暗闇に光を届ける―希少難病の支援団体 検査・診断支援するサイトセミナー開催
・森和彦さん(日本製薬工業協会 専務理事) 世界的には希少難病に対してもたくさんの新薬が生み出されており、日本の製薬企業も熱心に開発に取り組んでいる。一方で、2023年2月に希少難病の患者を対象に困りごとについて調査したところ、情報へのアクセスの難しさや情報が整理されていないことが上位にあがった。これらは医師や製薬企業も同じように感じており、まさに解決策を求めていた。製薬業界としても多くの方にサイトを活用いただけることを願っている。
◇基調講演「難病に関わる社会的課題解決への取り組み」
・佐谷秀行先生(健やか親子支援協会 理事・検索サイト検討委員会 委員長、藤田医科大学がん医療研究センター センター長、慶應義塾大学 名誉教授) 難病患者は、5つの「ない」▽治療法がない▽薬がない▽診断に至らない▽情報がない▽周囲に理解されない――に代表される数多くの困難を抱えている。
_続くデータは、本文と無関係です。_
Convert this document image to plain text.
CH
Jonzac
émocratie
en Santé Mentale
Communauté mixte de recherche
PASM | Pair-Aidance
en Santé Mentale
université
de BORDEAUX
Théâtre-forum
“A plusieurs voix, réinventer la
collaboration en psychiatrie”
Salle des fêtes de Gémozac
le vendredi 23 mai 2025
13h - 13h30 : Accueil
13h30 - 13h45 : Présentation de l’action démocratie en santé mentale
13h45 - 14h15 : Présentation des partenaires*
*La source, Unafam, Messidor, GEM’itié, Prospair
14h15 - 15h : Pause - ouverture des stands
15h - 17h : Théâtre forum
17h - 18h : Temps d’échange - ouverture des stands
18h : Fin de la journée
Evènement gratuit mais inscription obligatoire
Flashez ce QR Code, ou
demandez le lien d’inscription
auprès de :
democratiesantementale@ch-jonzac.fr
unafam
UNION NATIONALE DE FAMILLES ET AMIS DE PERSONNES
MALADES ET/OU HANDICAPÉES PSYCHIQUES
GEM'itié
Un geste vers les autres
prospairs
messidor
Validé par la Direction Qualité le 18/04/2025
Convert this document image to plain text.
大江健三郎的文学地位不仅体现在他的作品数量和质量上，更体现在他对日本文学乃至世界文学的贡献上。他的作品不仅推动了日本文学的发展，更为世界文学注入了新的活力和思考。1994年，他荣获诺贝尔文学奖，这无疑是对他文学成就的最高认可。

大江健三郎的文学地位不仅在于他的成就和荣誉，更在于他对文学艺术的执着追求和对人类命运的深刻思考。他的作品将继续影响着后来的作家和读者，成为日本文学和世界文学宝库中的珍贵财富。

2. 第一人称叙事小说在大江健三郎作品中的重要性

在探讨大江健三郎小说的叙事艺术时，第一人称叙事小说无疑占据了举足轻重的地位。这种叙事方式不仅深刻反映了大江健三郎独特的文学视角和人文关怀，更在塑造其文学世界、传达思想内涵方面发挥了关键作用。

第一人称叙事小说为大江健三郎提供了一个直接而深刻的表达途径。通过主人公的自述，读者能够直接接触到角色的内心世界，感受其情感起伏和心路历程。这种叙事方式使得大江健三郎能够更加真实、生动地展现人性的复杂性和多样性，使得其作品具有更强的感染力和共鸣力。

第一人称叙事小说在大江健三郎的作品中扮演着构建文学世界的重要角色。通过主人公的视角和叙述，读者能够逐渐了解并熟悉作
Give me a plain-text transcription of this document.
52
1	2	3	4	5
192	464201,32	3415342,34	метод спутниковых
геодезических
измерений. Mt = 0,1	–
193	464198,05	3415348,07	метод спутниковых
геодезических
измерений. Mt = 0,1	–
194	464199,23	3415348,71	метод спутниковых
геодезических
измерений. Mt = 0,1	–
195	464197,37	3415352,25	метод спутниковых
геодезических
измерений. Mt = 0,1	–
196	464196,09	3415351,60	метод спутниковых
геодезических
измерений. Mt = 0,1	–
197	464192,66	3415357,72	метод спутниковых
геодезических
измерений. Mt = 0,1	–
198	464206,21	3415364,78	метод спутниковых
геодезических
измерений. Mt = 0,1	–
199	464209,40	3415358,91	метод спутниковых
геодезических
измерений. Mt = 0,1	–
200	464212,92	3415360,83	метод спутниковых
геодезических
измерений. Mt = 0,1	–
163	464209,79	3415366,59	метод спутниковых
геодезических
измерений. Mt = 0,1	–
がんと同様に専門家に巡り合うまで長い時間と多大な労力を要する、いわゆる「難民化」が大きな課題だ。 検索サイトは、難病患者または難病の可能性がある患者を日頃診察しているかかりつけ医に対して「専門医のいる医療機関、専門的な検査を実施している機関」の情報を提供することを目指している。 (「小児希少難病の精査診療機関検索サイト」:https://angelsmile.scuel.me/) サイトの情報は、専門家や学会・研究チームの指導を得て作成し、許可を得て掲載している。指定難病・小児慢性特定疾病に指定されていない疾患の情報も、専門家の判断と検討委員会での協議を経て対象としている。2024年3月には、臨床研究等提出・公開システム(jRCT)をもとに、難病に特化した治験の情報も追加する予定だ(2024年4月現在追加済)。将来的には難病の治療薬に関する相談窓口も設置したい。 5つの「ある」▽治療法がある▽薬がある▽診断に至る▽情報がある▽周囲の理解を得られる――を目指し、私たちのミッションである“患者・家族が希望を持てる社会”を目指していきたい。